Environment, Urbanity and Well-being (linked to SDG 11, Sustainable Cities and Communities)

In this arena, researchers and students from engineering, the natural sciences, the humanities, and the social sciences join forces to address the challenges of climate change and climate protection to create sustainable, safe, and inclusive environments. These are key components to support individual, social, and planetary well-being and are being translated into a series of common research and educational projects.

  • The first focus of this arena is on questions related to climate change and protection from the perspective of well-being. Bundling together the research expertise of all EUniWell partners and oriented towards SDGs, it addresses key climate-related topics such as water and air pollution, cloud observatories, and also the role of specific landscapes such as the Arctic, deserts or the Baltic Sea as well as research from economics and the social sciences on how to incentive climate protection.
  • The second focus of this arena is the urban environment from the perspective of well-being. More than half of the world population lives in cities and this portion is still increasing. As Europe and the world continue to urbanise, future challenges for sustainable development and human well-being will be increasingly concentrated in cities. According to the UN, there is a need for integrated policies to improve the lives of urban dwellers. This is clearly expressed in the eleventh SDG, which is focused on making cities inclusive, safe, resilient, and sustainable.
  • On the basis of our joined research strength, this arena takes a global approach with a focus on Africa and the global south.

Teacher Education (linked to SDG 4, Quality Education)

The education and training of our future school teachers is one of the pressing social challenges nationally, for Europe and the world.

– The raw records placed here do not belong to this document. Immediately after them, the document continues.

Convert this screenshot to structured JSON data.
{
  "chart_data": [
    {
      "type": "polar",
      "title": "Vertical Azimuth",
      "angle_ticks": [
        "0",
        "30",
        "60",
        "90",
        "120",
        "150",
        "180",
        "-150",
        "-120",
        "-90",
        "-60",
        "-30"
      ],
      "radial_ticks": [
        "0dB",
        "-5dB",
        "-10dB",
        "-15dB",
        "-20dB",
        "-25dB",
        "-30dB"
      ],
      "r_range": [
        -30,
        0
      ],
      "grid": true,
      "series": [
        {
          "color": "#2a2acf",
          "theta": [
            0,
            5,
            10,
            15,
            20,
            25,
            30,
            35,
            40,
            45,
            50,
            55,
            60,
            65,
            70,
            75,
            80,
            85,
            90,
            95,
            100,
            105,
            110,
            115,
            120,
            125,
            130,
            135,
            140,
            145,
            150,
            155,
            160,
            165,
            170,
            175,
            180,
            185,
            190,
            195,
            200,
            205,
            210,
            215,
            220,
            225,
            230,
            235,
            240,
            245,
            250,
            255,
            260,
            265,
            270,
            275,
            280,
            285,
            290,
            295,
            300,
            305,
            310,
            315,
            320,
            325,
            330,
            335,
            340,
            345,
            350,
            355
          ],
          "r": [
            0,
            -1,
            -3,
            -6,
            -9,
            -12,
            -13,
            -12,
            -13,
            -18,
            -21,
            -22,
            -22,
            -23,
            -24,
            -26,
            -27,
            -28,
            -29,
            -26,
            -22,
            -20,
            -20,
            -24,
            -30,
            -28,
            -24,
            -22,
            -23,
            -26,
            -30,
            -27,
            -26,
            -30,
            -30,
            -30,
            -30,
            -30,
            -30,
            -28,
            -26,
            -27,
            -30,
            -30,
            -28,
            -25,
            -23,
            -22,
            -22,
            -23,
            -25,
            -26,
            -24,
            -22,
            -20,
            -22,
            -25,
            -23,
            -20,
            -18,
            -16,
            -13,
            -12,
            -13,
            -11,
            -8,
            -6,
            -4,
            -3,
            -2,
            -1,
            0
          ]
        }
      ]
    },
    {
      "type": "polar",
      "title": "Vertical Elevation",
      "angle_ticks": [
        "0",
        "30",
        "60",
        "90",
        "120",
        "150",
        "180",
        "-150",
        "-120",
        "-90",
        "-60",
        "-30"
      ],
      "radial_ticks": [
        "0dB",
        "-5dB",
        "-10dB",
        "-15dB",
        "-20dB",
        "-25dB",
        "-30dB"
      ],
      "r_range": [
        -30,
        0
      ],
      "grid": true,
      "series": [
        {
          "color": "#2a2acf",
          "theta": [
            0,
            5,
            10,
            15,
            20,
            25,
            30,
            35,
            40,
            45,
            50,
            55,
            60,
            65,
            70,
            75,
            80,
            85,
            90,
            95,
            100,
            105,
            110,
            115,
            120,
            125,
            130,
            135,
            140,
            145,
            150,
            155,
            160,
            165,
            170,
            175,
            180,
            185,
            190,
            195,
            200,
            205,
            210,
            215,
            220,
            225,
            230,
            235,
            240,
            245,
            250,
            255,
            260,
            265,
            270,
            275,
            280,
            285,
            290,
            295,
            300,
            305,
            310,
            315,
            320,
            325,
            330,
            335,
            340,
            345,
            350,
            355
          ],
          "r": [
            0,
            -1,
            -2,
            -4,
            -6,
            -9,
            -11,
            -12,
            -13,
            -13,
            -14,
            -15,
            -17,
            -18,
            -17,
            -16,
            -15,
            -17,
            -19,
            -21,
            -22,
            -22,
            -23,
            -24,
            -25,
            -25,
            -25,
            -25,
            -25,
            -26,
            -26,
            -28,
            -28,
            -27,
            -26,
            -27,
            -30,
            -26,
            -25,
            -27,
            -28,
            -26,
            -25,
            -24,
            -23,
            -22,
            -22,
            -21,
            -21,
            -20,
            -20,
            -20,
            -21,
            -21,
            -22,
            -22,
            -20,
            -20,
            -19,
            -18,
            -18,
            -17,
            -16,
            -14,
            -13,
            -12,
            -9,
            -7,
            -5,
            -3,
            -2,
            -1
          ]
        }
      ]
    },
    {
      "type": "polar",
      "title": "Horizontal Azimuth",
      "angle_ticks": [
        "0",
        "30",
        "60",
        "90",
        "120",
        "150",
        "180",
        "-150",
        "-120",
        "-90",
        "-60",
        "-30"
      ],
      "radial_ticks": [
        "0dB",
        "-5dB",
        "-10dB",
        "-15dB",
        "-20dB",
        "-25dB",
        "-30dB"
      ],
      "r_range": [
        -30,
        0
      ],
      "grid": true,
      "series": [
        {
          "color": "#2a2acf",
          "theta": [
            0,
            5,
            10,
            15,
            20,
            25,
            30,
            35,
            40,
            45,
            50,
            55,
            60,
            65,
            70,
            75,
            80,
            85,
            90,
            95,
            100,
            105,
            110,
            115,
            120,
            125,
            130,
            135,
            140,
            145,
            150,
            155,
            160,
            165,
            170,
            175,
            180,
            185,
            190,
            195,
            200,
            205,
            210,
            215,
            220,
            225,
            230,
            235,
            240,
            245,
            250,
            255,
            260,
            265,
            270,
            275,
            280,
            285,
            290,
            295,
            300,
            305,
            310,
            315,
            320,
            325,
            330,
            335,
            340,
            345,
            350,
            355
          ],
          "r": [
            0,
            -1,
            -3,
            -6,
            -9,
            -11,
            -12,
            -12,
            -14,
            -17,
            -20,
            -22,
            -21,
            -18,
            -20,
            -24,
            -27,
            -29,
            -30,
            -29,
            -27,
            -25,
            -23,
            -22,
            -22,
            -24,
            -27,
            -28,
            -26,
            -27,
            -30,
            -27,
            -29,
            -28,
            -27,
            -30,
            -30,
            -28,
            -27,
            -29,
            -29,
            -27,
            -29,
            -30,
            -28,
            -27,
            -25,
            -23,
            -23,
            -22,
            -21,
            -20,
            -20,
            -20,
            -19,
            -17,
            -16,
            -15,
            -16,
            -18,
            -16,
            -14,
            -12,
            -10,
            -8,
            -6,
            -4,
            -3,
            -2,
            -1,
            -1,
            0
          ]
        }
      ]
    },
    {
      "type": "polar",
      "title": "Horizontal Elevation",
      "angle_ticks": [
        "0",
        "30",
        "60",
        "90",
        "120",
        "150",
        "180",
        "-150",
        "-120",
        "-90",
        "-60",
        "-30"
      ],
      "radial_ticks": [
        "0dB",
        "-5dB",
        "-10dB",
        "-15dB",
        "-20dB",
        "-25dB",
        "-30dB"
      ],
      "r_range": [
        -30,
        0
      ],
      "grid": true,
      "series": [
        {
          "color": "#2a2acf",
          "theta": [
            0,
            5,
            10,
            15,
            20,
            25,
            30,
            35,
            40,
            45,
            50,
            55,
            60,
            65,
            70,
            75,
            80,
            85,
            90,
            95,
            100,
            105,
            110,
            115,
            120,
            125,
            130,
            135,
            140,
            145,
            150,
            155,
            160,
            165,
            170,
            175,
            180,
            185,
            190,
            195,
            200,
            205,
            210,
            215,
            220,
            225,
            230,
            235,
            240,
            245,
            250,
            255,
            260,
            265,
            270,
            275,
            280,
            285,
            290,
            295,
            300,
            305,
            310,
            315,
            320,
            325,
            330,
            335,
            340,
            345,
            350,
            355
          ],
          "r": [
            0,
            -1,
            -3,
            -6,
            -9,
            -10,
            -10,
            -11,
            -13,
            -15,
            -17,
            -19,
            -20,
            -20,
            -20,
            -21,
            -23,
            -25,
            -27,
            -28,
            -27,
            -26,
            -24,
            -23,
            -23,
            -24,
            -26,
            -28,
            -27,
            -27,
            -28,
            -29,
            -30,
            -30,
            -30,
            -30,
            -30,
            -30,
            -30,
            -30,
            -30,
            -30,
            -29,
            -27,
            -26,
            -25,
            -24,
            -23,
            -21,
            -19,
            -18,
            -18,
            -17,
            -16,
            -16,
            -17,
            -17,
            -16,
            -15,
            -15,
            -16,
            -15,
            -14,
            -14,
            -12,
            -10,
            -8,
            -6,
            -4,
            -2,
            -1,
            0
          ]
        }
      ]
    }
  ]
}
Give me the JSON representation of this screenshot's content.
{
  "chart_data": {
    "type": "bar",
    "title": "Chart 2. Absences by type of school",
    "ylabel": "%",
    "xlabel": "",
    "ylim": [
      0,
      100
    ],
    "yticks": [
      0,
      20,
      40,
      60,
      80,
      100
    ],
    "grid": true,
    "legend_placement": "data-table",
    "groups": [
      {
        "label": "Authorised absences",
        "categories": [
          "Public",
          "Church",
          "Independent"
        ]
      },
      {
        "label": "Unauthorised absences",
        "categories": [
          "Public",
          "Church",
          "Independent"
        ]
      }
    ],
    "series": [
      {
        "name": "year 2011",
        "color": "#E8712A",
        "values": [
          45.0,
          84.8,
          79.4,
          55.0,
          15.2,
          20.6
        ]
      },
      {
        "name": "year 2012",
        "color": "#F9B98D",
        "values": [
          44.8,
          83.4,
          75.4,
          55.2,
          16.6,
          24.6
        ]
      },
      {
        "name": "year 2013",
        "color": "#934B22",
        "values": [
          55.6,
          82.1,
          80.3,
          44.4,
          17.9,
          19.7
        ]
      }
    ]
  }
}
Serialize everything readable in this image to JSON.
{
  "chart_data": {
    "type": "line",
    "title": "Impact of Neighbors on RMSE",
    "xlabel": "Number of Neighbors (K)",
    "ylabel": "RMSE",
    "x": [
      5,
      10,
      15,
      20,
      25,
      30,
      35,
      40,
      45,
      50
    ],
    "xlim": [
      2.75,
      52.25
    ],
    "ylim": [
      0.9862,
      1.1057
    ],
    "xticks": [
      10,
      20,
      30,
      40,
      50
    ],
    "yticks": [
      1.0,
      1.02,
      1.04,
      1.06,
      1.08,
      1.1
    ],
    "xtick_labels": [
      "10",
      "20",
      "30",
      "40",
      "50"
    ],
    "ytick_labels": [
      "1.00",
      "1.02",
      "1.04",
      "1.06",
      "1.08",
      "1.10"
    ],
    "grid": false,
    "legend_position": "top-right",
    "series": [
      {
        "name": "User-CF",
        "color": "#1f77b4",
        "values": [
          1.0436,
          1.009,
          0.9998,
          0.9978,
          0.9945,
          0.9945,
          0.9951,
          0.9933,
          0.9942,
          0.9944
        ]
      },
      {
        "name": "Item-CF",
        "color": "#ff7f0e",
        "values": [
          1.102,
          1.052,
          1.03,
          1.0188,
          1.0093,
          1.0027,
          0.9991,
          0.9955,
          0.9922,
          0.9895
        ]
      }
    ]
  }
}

The profession of a school teacher represents the avantgarde in our digital knowledge society with a societal responsibility and the need for excellent training of an unprecedented degree in a complex digitised, diverse, mobile, multicultural and multilingual Europe.

  • About 20,000 students within EUniWell are aiming to become school teachers and we will position EUniWell as a worldwide leader in teacher education. We also aim to foster international mobility of pre-service teachers and the connection of theory and practice (with regard to real-world challenges in school and society) within our European University.
  • EUniWell develops a common framework of learning outcomes for European Teacher Education. An important dimension of this framework is training to address perceptions, motivation, and development of children from under-represented backgrounds to support them in pursuing higher-education studies.
  • As a consortium, we foster international mobility of pre-service teachers and the connection of theory and practice with regard to real-world challenges in school and in society, e.g. by piloting and then realising internships at European schools within the EUniWell sphere.
  • EUniWell aims to enhance well-being and mental health of student teachers and the acquisition of skills in self-care, e g. by joint design and implementation of online material for developing coping mechanisms for stress reduction in university and in the inductive teacher phase to prepare student teachers for their working life.